In case men struggle together with one another, and the wife of the one has come near to deliver her husband out of the hand of the one striking him, and she has thrust out her hand and grabbed hold of him by his privates, you must then amputate her hand. Your eye must feel no sorrow. Deuteronomy 25:11-12

God made man in his image but we thought his image was a little shabby so man created Products to hold and shape. Blessed are the Groomers!!!

Hear hear SIster CHirstian!

The machosensual man has the best of both worlds!
He's not just straight, he's FABULOUSLY STRAIGHT!!!!




But NOT TIM Hardaway!
Tim HARD HATES GAY PEOPLE!!!





Tim Is cold school straight up: He's a heterosexist obscurant and he's proud!
If Tim had his way not even Charles Barkley be chasin Dick!



When Tim be taking his showers its like a big LGBT Fear Factor - dudes start coming out of the fog looking like Amanda Lepore!

I SEE GAY PEOPLE! ALL THE TIME!






CHECK OUT THE VIDEO!!!!



T HARD sez dudes should be able to shower by themselves knowing they are real man thru and thru!!




T HARD sez Lockerroom is a commonwealth of vagina surfers only!

Men should be able to strip down, soap up, and gear on their Dolce & Gabbana in queerless comfort.




T HARD sez NFL aint got no gayness!




NFL is for real men, like Kyle Orton!




T HARD sez MLB aint no Larry Clark movie!!



T HARD sez a real man likes boobs!


A real man likes rock and roll!




But D Stern didnt like this, after all hes just come to terms with blacks in the NBA and now this!

So D Stern sez to T HARD
, "What happens in Vegas, STAYS in Vegas! , except YOU T HARD"

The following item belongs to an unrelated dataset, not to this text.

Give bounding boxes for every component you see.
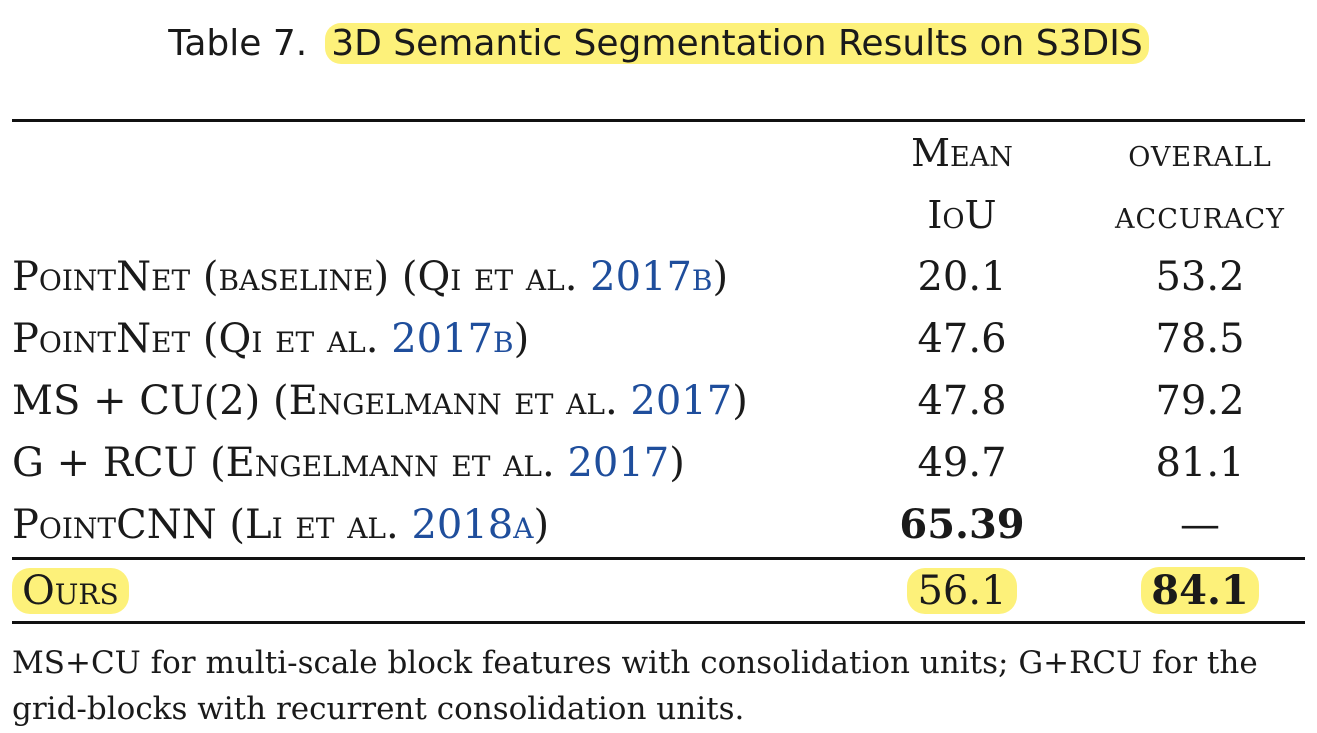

Tim was devastated, mostly because it meant he had to cancel his All -Star Party:

"THE ANGRY BALLERS BALL"

All that preparation wasted!
Party host Alan Cumming was all lined up, as was the Tim Hardaway roast MCed by Michael Musto.
Party sponsor Crown Lager says 2000 lime shandies poured down a UNLV toilet!
Thunder Downunder Las Vegas review tucks wasted downpayment into lycra Yfronts!

And Mothering Hut suddenly stuck with 300 Mens XXL special occasion Tshirts!